John Goetz, Global Product Manager at Hydro Systems, explains how using the right chemical dispensers and implementing best practices can help remove harmful pathogens, enhance safety and improve wash quality for commercial laundries.


If there’s one certainty from the unpredictable global pandemic, it’s that COVID-19 has heightened expectations of cleanliness. The coronavirus crisis has brought an acute focus on cleaning requirements to limit the spread of pathogens, including laundering.


Throughout this pandemic and beyond, on-premise and commercial laundry programs will need to follow standard procedures in order to ensure that laundry is properly sanitised and handled in a way that protects staff, visitors and patients in hospitals, nursing homes and other healthcare environments.


Contaminated and improperly laundered textiles can facilitate the spread of disease. While laundering doesn’t completely remove these microorganisms, the combination of temperature, time, chemical and mechanical action significantly reduces numbers to safe levels by killing or inactivating harmful pathogens like bacteria, fungi or viruses.


Universal laundry basics


When it comes to the basics of laundry, what is true during a global pandemic is also true when the risk of an outbreak is low. Unfortunately, improper laundering practices have been identified as contributing to multiple recent outbreaks, offering a real risk of soiled items transferring infection to laundry workers and patients.
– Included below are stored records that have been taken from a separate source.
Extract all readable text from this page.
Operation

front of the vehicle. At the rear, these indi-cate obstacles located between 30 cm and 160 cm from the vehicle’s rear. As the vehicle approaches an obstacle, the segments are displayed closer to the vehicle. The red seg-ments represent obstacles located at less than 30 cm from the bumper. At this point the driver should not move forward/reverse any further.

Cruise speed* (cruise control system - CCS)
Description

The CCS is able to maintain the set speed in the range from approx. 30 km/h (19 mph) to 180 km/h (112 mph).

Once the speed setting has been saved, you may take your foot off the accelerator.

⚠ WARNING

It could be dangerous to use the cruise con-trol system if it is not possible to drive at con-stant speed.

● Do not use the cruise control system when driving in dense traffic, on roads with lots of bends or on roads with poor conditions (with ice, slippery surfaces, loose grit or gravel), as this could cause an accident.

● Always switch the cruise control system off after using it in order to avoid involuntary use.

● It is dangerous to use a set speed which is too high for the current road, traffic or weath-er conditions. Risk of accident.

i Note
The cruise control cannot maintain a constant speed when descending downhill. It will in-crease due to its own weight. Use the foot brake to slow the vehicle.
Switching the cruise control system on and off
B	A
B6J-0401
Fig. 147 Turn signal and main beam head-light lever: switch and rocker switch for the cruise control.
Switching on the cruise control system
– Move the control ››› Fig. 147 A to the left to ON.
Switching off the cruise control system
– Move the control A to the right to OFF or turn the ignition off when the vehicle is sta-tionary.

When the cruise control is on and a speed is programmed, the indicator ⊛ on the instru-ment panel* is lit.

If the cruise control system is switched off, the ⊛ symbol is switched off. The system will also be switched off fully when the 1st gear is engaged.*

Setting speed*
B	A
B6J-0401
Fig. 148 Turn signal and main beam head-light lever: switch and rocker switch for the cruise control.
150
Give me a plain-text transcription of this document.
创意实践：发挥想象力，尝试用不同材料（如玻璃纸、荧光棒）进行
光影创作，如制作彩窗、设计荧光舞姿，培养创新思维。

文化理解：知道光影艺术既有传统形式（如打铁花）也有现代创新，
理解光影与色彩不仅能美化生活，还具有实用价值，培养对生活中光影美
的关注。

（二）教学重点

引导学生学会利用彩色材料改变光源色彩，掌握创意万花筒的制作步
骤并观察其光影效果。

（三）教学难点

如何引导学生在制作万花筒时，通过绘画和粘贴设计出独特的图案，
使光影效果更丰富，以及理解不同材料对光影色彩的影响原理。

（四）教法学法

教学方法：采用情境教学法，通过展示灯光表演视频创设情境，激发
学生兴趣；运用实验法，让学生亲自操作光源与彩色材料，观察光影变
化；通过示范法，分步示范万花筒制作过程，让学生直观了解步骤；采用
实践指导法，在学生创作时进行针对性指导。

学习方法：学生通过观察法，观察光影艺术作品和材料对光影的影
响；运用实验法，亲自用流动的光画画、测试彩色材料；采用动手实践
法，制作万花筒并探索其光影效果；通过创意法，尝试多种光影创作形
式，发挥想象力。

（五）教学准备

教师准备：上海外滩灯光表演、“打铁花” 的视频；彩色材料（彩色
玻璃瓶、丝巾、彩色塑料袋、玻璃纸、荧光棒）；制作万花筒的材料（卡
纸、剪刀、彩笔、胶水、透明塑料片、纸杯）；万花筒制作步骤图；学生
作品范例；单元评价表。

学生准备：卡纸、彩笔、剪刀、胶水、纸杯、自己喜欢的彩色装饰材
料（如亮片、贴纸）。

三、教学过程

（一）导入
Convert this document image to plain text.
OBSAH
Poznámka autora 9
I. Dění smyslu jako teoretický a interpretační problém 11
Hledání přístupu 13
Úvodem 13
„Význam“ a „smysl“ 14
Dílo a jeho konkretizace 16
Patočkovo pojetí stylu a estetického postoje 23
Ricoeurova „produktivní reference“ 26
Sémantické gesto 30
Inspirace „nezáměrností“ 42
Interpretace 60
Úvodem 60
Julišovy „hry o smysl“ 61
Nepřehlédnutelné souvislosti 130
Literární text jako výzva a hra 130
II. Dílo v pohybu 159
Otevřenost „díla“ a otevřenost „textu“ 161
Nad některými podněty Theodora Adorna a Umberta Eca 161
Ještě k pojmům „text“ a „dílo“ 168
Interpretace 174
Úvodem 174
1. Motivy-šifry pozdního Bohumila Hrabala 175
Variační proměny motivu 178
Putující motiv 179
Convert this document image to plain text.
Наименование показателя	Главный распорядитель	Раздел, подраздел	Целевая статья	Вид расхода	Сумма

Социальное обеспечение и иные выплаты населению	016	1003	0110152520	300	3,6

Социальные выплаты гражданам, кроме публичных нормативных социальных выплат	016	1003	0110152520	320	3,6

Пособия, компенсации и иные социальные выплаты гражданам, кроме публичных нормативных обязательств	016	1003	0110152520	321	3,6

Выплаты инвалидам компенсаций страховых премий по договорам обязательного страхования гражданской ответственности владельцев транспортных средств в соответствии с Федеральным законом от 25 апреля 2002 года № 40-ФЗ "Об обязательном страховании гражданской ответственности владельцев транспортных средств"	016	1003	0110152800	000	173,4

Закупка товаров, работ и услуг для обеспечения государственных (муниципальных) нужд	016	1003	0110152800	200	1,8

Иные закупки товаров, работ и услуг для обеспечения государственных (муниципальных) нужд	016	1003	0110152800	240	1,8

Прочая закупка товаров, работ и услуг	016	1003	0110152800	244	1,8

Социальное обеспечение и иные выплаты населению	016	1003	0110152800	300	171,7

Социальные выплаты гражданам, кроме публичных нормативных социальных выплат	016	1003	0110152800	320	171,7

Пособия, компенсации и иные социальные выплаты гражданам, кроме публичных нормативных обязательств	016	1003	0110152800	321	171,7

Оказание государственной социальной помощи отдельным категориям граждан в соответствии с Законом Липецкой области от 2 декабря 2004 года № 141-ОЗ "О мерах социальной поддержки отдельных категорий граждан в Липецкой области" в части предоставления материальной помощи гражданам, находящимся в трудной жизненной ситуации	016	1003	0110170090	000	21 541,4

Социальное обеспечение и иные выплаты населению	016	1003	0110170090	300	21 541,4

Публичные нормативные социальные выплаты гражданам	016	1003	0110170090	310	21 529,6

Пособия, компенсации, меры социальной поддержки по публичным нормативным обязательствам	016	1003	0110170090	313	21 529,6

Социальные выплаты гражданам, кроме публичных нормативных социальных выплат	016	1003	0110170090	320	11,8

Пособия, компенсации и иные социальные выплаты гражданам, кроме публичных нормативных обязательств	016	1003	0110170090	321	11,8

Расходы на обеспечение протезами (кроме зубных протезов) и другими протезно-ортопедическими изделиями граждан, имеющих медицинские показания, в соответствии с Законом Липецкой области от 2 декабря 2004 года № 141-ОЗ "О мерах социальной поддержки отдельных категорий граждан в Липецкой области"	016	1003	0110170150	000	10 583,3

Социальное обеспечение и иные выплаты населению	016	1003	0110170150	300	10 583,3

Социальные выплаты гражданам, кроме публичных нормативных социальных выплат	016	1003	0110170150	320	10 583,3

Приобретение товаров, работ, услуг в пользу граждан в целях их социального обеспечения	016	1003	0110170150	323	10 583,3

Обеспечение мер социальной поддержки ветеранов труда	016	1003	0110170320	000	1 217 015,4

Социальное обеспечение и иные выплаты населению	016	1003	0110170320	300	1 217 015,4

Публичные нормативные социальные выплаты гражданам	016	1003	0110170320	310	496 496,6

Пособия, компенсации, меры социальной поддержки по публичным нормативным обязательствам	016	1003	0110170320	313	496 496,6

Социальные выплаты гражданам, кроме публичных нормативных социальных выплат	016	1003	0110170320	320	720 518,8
Infections caused by soiled linens are most commonly viral, such as smallpox, hepatitis, coronavirus and norovirus, but they have also been linked to fungal or bacterial growth. Coronavirus, for example, can live for hours or even days on surfaces made from a variety of materials, including textiles.


With huge volumes of laundry requiring cleaning and sanitisation in every wash cycle, understanding correct laundry management is crucial. Laundry programs should re-emphasize proper techniques and approach, including:


32 | COMMERCIAL LAUNDRY


• Wash formula: Bleach (sodium hypochlorite) is often added to the wash process to sanitise and bleach linen. Combined with high wash temperatures, bleach can quickly kill pathogens. However, many laundries opt to use bleaching agents with hydrogen peroxide instead of chlorinated bleach. Although hydrogen peroxide is safe to use on coloured fabrics, when used at the same levels of sodium hypochlorite, it doesn’t offer antimicrobial benefits. Additionally, without proper dilution rates, detergent may not effectively remove microorganisms.


• pH levels: Employing rapid pH shifts can kill certain microorganisms, such as fungi. With a pH-sensitive pathogen, it’s important to adjust laundry pH levels accordingly. For example, souring rapidly to a pH of five or below has proven effective.


• Wash temperature: Higher wash temperatures can kill and remove more microorganisms. Although moderate temperatures can inactivate most viruses, more resistant viruses, like hepatitis B, may require higher wash temperatures. Studies show that some microorganisms survive temperatures as high as 71°C for periods less than 25 minutes. Therefore, you must ensure your washers reach the desired temperature for the appropriate amount of time.


• Wash mechanics: Viruses adhere less effectively to linen than bacteria. Consequently, they’re removed more easily by the washer’s mechanical action, which does as much to remove them as the temperature and chemicals do to inactivate them. Bear in mind that older washers may not be as operationally effective.


• Dryer temperature: Drying temperatures are generally high, which helps drop bacterial counts by 95%. Therefore, it’s important to ensure equipment reaches the necessary temperature to inactivate germs.